A robot dog trained in a computer simulation can transfer its knowledge to reality. Not only that: it runs faster and more dynamically than robots programmed by humans.
The impressive motor skills demonstrations by robot manufacturer Boston Dynamics generate millions of clicks on the Internet. Rightly so, precisely because they are impressive. But they are primarily a reflection of human engineering and programming skills. The movements of Spot, Atlas and Co. are mostly remote-controlled or programmed manually. That's an enormous amount of work.
Robot dog learns to walk in a simulation
Researchers at MIT are now demonstrating the superiority of machine-learned robotic movements compared to human-designed ones. The Cheetah 3 mini dog robot is trained from scratch via trial-and-error in a computer simulation in many environments.
Cheetah can recall the motor knowledge learned in the simulation in real life. In addition to new high speeds of up to almost 3.9 m/s and enormous agility, he also demonstrates a special talent for movement on difficult terrain.
Cheetah moves much more safely and dynamically on gravel, for example, even when running downhill and constantly slipping slightly on the tiny stones. Even an icy patch on the road doesn't throw the mini dog robot off its stride. According to the researchers, the top speed is a robot record.
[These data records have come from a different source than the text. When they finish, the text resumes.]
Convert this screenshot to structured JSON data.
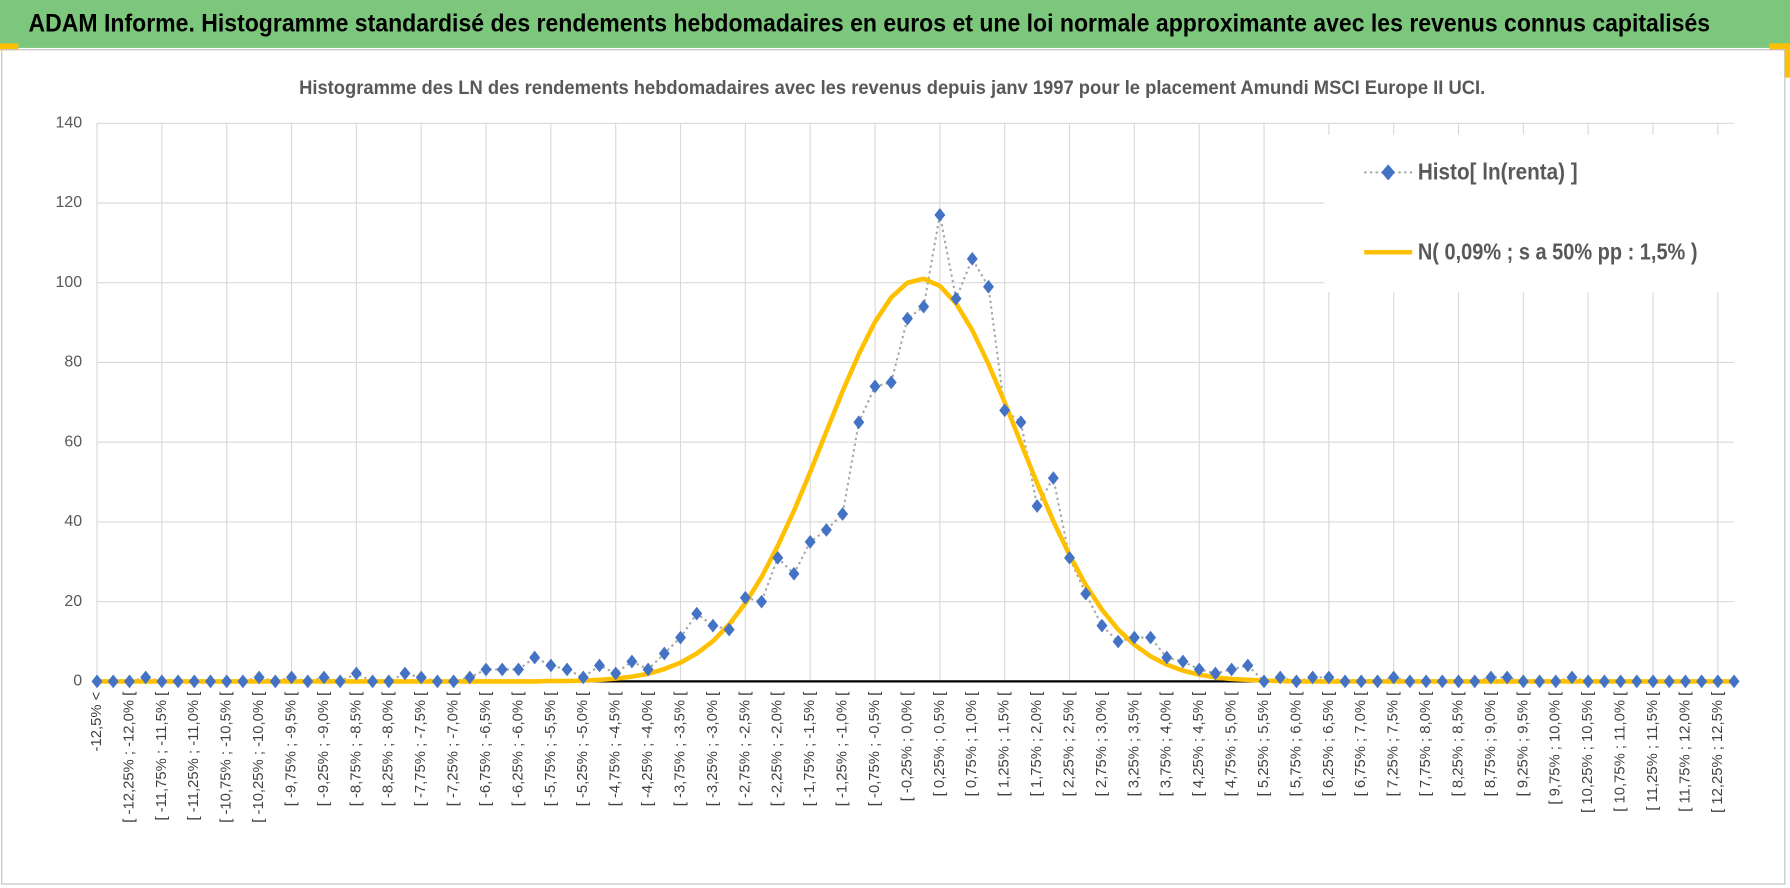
{
  "header": {
    "title": "ADAM Informe. Histogramme standardisé des rendements hebdomadaires en euros et une loi normale approximante avec les revenus connus capitalisés"
  },
  "chart_data": {
    "type": "line",
    "title": "Histogramme des LN des rendements hebdomadaires avec les revenus depuis janv 1997 pour le placement Amundi MSCI Europe II UCI.",
    "categories": [
      "-12,5% <",
      null,
      "[ -12,25% ; -12,0% [",
      null,
      "[ -11,75% ; -11,5% [",
      null,
      "[ -11,25% ; -11,0% [",
      null,
      "[ -10,75% ; -10,5% [",
      null,
      "[ -10,25% ; -10,0% [",
      null,
      "[ -9,75% ; -9,5% [",
      null,
      "[ -9,25% ; -9,0% [",
      null,
      "[ -8,75% ; -8,5% [",
      null,
      "[ -8,25% ; -8,0% [",
      null,
      "[ -7,75% ; -7,5% [",
      null,
      "[ -7,25% ; -7,0% [",
      null,
      "[ -6,75% ; -6,5% [",
      null,
      "[ -6,25% ; -6,0% [",
      null,
      "[ -5,75% ; -5,5% [",
      null,
      "[ -5,25% ; -5,0% [",
      null,
      "[ -4,75% ; -4,5% [",
      null,
      "[ -4,25% ; -4,0% [",
      null,
      "[ -3,75% ; -3,5% [",
      null,
      "[ -3,25% ; -3,0% [",
      null,
      "[ -2,75% ; -2,5% [",
      null,
      "[ -2,25% ; -2,0% [",
      null,
      "[ -1,75% ; -1,5% [",
      null,
      "[ -1,25% ; -1,0% [",
      null,
      "[ -0,75% ; -0,5% [",
      null,
      "[ -0,25% ; 0,0% [",
      null,
      "[ 0,25% ; 0,5% [",
      null,
      "[ 0,75% ; 1,0% [",
      null,
      "[ 1,25% ; 1,5% [",
      null,
      "[ 1,75% ; 2,0% [",
      null,
      "[ 2,25% ; 2,5% [",
      null,
      "[ 2,75% ; 3,0% [",
      null,
      "[ 3,25% ; 3,5% [",
      null,
      "[ 3,75% ; 4,0% [",
      null,
      "[ 4,25% ; 4,5% [",
      null,
      "[ 4,75% ; 5,0% [",
      null,
      "[ 5,25% ; 5,5% [",
      null,
      "[ 5,75% ; 6,0% [",
      null,
      "[ 6,25% ; 6,5% [",
      null,
      "[ 6,75% ; 7,0% [",
      null,
      "[ 7,25% ; 7,5% [",
      null,
      "[ 7,75% ; 8,0% [",
      null,
      "[ 8,25% ; 8,5% [",
      null,
      "[ 8,75% ; 9,0% [",
      null,
      "[ 9,25% ; 9,5% [",
      null,
      "[ 9,75% ; 10,0% [",
      null,
      "[ 10,25% ; 10,5% [",
      null,
      "[ 10,75% ; 11,0% [",
      null,
      "[ 11,25% ; 11,5% [",
      null,
      "[ 11,75% ; 12,0% [",
      null,
      "[ 12,25% ; 12,5% [",
      null
    ],
    "series": [
      {
        "name": "Histo[ ln(renta) ]",
        "color": "#4472c4",
        "line_color": "#a5a5a5",
        "values": [
          0,
          0,
          0,
          1,
          0,
          0,
          0,
          0,
          0,
          0,
          1,
          0,
          1,
          0,
          1,
          0,
          2,
          0,
          0,
          2,
          1,
          0,
          0,
          1,
          3,
          3,
          3,
          6,
          4,
          3,
          1,
          4,
          2,
          5,
          3,
          7,
          11,
          17,
          14,
          13,
          21,
          20,
          31,
          27,
          35,
          38,
          42,
          65,
          74,
          75,
          91,
          94,
          117,
          96,
          106,
          99,
          68,
          65,
          44,
          51,
          31,
          22,
          14,
          10,
          11,
          11,
          6,
          5,
          3,
          2,
          3,
          4,
          0,
          1,
          0,
          1,
          1,
          0,
          0,
          0,
          1,
          0,
          0,
          0,
          0,
          0,
          1,
          1,
          0,
          0,
          0,
          1,
          0,
          0,
          0,
          0,
          0,
          0,
          0,
          0,
          0,
          0
        ]
      },
      {
        "name": "N( 0,09% ; s a 50% pp : 1,5% )",
        "color": "#ffc000",
        "values": [
          0,
          0,
          0,
          0,
          0,
          0,
          0,
          0,
          0,
          0,
          0,
          0,
          0,
          0,
          0,
          0,
          0,
          0,
          0,
          0,
          0,
          0,
          0,
          0,
          0,
          0,
          0,
          0,
          0.1,
          0.1,
          0.2,
          0.4,
          0.7,
          1.2,
          1.9,
          3.1,
          4.7,
          7.0,
          10.1,
          14.3,
          19.6,
          26.2,
          34.0,
          42.8,
          52.5,
          62.7,
          72.8,
          82.1,
          90.2,
          96.3,
          100.0,
          101.0,
          99.2,
          94.8,
          88.1,
          79.6,
          70.0,
          59.8,
          49.7,
          40.2,
          31.7,
          24.2,
          18.0,
          13.0,
          9.2,
          6.3,
          4.2,
          2.7,
          1.7,
          1.0,
          0.6,
          0.4,
          0.2,
          0.1,
          0,
          0,
          0,
          0,
          0,
          0,
          0,
          0,
          0,
          0,
          0,
          0,
          0,
          0,
          0,
          0,
          0,
          0,
          0,
          0,
          0,
          0,
          0,
          0,
          0,
          0,
          0,
          0
        ]
      }
    ],
    "ylim": [
      0,
      140
    ],
    "yticks": [
      0,
      20,
      40,
      60,
      80,
      100,
      120,
      140
    ],
    "grid": true,
    "legend": "upper right"
  }
}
To exclude human involvement in the training process as much as possible, the researchers rely on so-called model-free reinforcement learning. The robot starts learning motions in the simulation without any prior human knowledge or rules. Using a trial-and-error method, it creates its own model, which it continuously expands and optimizes.
Machine beats humans - and makes robot movements more scalable
Extensive simulation training means humans no longer have to tell the robot how to behave in every situation. Cheetah already brings a wide range of terrain experience to the table, even before it takes its first step in a real-world environment.
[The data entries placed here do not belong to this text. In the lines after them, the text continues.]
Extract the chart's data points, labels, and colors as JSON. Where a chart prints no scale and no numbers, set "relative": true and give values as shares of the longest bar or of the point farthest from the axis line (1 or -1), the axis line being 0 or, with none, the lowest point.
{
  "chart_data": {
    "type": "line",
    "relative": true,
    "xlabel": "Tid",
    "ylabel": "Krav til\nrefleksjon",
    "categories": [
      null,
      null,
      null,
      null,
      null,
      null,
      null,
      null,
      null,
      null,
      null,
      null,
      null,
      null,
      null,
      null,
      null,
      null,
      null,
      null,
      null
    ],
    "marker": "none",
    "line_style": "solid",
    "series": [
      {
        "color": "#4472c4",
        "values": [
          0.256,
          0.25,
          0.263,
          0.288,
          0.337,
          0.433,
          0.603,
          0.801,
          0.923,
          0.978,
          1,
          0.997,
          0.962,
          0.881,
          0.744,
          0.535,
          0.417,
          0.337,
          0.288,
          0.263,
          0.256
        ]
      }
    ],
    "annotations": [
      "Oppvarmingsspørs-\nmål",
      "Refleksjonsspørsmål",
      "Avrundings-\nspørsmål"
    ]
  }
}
According to the researchers, Cheetah can learn the equivalent of 100 days of experiential motor knowledge on difficult terrain in just three hours of simulation training. In the real world, the controller integrated into the robot recognizes the skills learned in the simulation for specific situations and executes them in real time.
"At the heart of artificial intelligence research is the trade-off between what the human needs to build in (nature) and what the machine can learn on its own (nurture)," the researchers write. Traditionally, humans would provide a lot of guidance, but this process is not scalable because it is too complex, they say.
"A more practical way to build a robot with many diverse skills is to tell the robot what to do and let it figure out the how. Our system is an example of this."
The researchers say they are already applying the model-free learning approach in a simulation to other robotic systems, including a hand that can pick up and manipulate different objects.